Thursday, July 8, 2010

Loving the fallen sparrow

We're back from the dead and ready to roll.  Thank you for your concern about my dead computer and lack of internet access for, er, too long.  My lack of access to the net (and several delayed and canceled flights) meant I read a great book lately, and I wanted to tell you about it while I am still gobsmacked.

READER GEEKING OUT

I loved the characters.  I loved the plot.  I loved this book.  It made me cry so much that my nose peeled from tissue over-use, and I had to do all kinds of wonky things to prevent my awkwardly peeling nose from being what people at my new job remembered about me henceforth. 

This is a difficult and beautiful story.  The characters are lovable and believable and painfully awkward and broken in so many different, normal ways, and that's why this book may break your heart.  It's challenging and moving and heartbreaking and harrowing and full of fragile happiness and despair and death and sadness and tragedy and seeking and surviving and not-finding and truth and grace and faith and hope and love in so many forms.  I can't give you details because it must be read to be understood. 


WRITER GEEKING OUT

No plot summary could possibly do it justice.  Such summaries only serve to cheapen it (as I have proven by trying and getting less-than enthusiastic reactions.  This is a tight book, a finely crafted piece of speculative fiction no "literary fiction" reader should feel ashamed of reading.  World and plot and characters are melded to each other.

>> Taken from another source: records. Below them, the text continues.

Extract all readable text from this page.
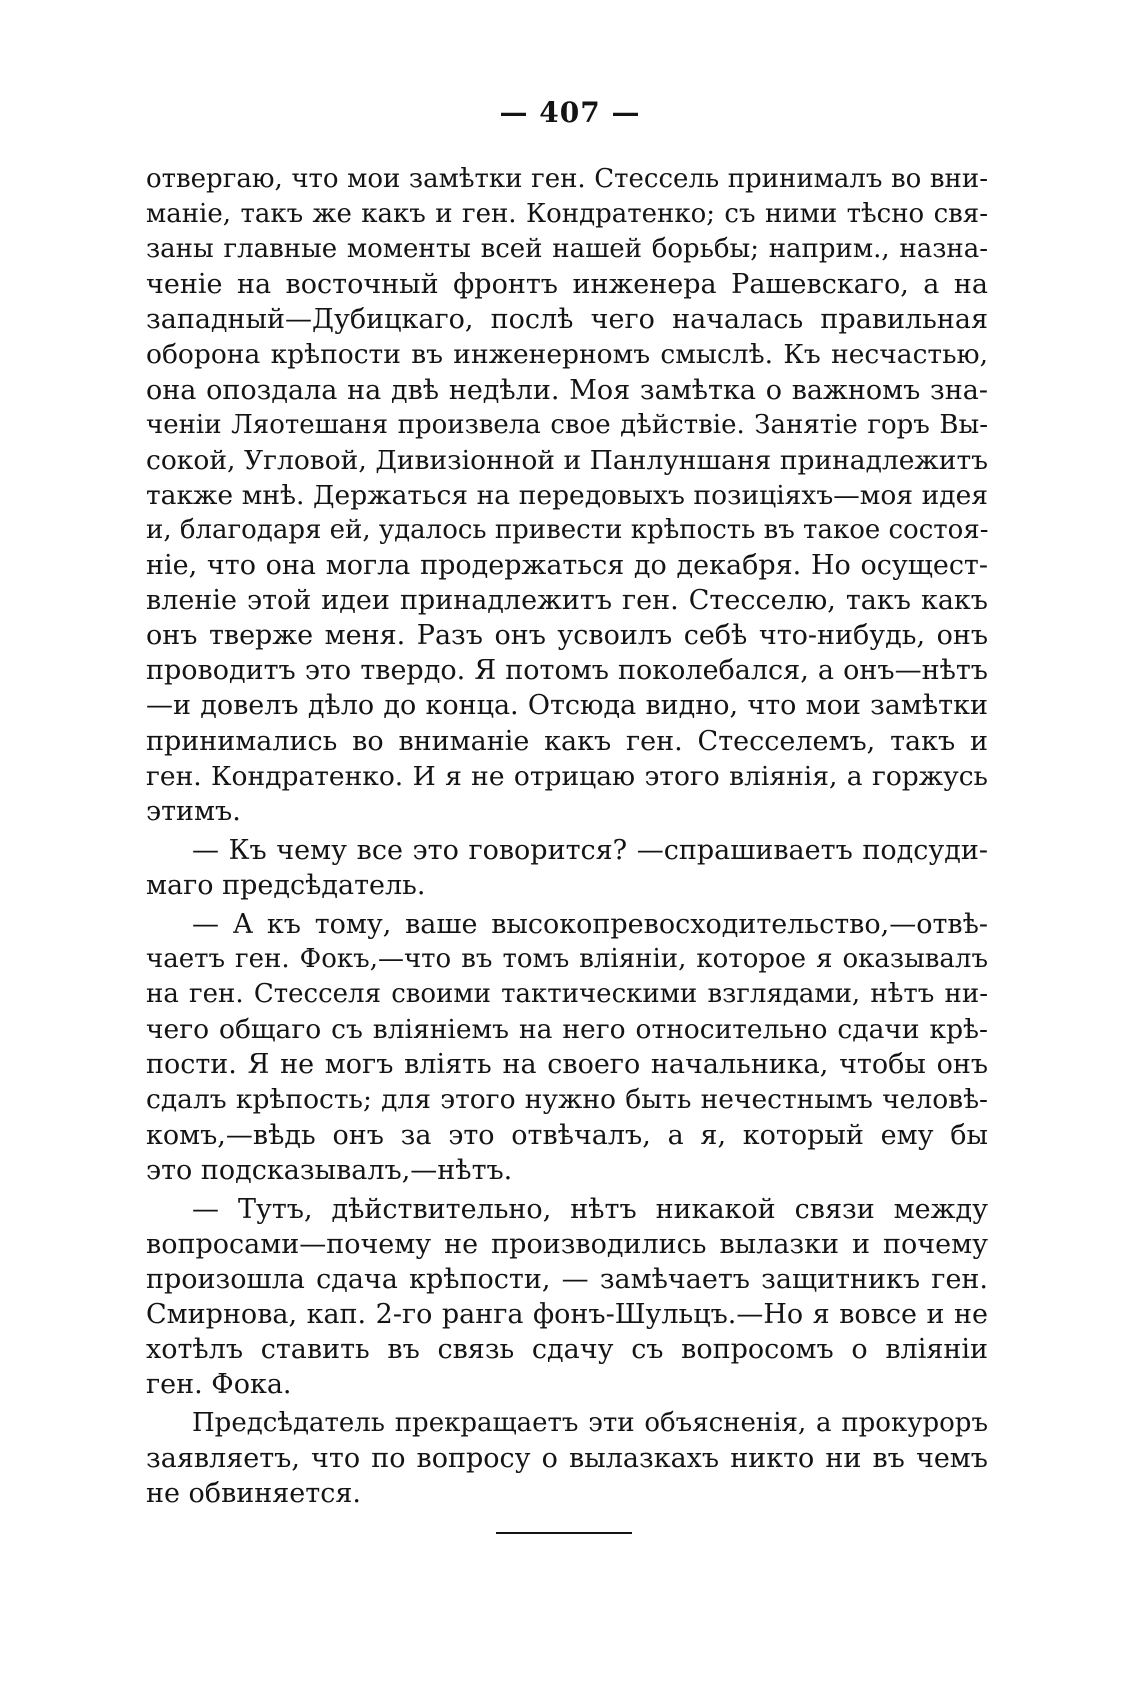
— 407 —
отвергаю, что мои замѣтки ген. Стессель принималъ во вни-
маніе, такъ же какъ и ген. Кондратенко; съ ними тѣсно свя-
заны главные моменты всей нашей борьбы; наприм., назна-
ченіе на восточный фронтъ инженера Рашевскаго, а на
западный—Дубицкаго, послѣ чего началась правильная
оборона крѣпости въ инженерномъ смыслѣ. Къ несчастью,
она опоздала на двѣ недѣли. Моя замѣтка о важномъ зна-
ченіи Ляотешаня произвела свое дѣйствіе. Занятіе горъ Вы-
сокой, Угловой, Дивизіонной и Панлуншаня принадлежитъ
также мнѣ. Держаться на передовыхъ позиціяхъ—моя идея
и, благодаря ей, удалось привести крѣпость въ такое состоя-
ніе, что она могла продержаться до декабря. Но осущест-
вленіе этой идеи принадлежитъ ген. Стесселю, такъ какъ
онъ тверже меня. Разъ онъ усвоилъ себѣ что-нибудь, онъ
проводитъ это твердо. Я потомъ поколебался, а онъ—нѣтъ
—и довелъ дѣло до конца. Отсюда видно, что мои замѣтки
принимались во вниманіе какъ ген. Стесселемъ, такъ и
ген. Кондратенко. И я не отрицаю этого вліянія, а горжусь
этимъ.
— Къ чему все это говорится? —спрашиваетъ подсуди-
маго предсѣдатель.
— А къ тому, ваше высокопревосходительство,—отвѣ-
чаетъ ген. Фокъ,—что въ томъ вліяніи, которое я оказывалъ
на ген. Стесселя своими тактическими взглядами, нѣтъ ни-
чего общаго съ вліяніемъ на него относительно сдачи крѣ-
пости. Я не могъ вліять на своего начальника, чтобы онъ
сдалъ крѣпость; для этого нужно быть нечестнымъ человѣ-
комъ,—вѣдь онъ за это отвѣчалъ, а я, который ему бы
это подсказывалъ,—нѣтъ.
— Тутъ, дѣйствительно, нѣтъ никакой связи между
вопросами—почему не производились вылазки и почему
произошла сдача крѣпости, — замѣчаетъ защитникъ ген.
Смирнова, кап. 2-го ранга фонъ-Шульцъ.—Но я вовсе и не
хотѣлъ ставить въ связь сдачу съ вопросомъ о вліяніи
ген. Фока.
Предсѣдатель прекращаетъ эти объясненія, а прокуроръ
заявляетъ, что по вопросу о вылазкахъ никто ни въ чемъ
не обвиняется.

The parallel narrative structure is pulled off wonderfully.  I've read other books that try to be this good at a parallel story, and I ended up feeling jerked back and forth, always in the middle of things, as if constantly being in media res is a good thing.  No thank you; I don't appreciate the whiplash.  There is no whiplash here, just elegant execution.

Great balance of new information, great use of point of view to control what is withheld and what we learn and what the characters learn without making the readers feel like the writer is toying with or torturing them.  It's all remarkably organic.  We are on a journey with the main character in the present, and we are reliving the past with him.  We are restricted, but it doesn't feel manipulative because it rises from the story itself and the way it is being told.

It deals extensively with ideas and themes I wish more people would think about (good and evil, maturity, change, celibacy, society, community, mistakes, hindsight, judgment [without facts or love], respect, kindness, tenderness, love and friendship, dignity, fate, good intentions, God, sin, nature, and some other things).  This is a smart book with smart characters, and you will think whether you plan to or not.  Also, regard the calm foreshadowing with awe and dread.

The paperback version I read had some extras at the end, including author insights, and I was blown away by Russell's comments about how we look back at the past and judge harshly, as if we are better people now who would not do these things, as if we are not still the same human beings who make the same mistakes ad nauseum, as if we have the right to judge based on our imperfect information and the twisting of facts and historical records.  If you have any smugness in you, it might be beaten out of you by the end.  Read the book before you read the extra bits because it's kind of like being punched (in a thought-provoking way) if you read it in the context of the whole story.

AND FINALLY

One of the most amazing things about the book is that when you come to the end of the story, having been pummelled and rung out and smashed, somehow there is hope.  This is a miracle.  Don't miss it.

If you've read The Sparrow, feel free to gush or just talk about it or recommend other books people might like.  It's vaguely similar to but clearly better than Out of the Silent Planet and is somewhat redolent of Madeleine L'Engle to me (criticisms I've seen of this work and some of her thinkier works are very similar, and I couldn't help but connect this with The Arm of the Starfish for the sparrow quotes alone).

I'm sorry I waited so long to read this for the first time.  Feel free not to repeat my mistake.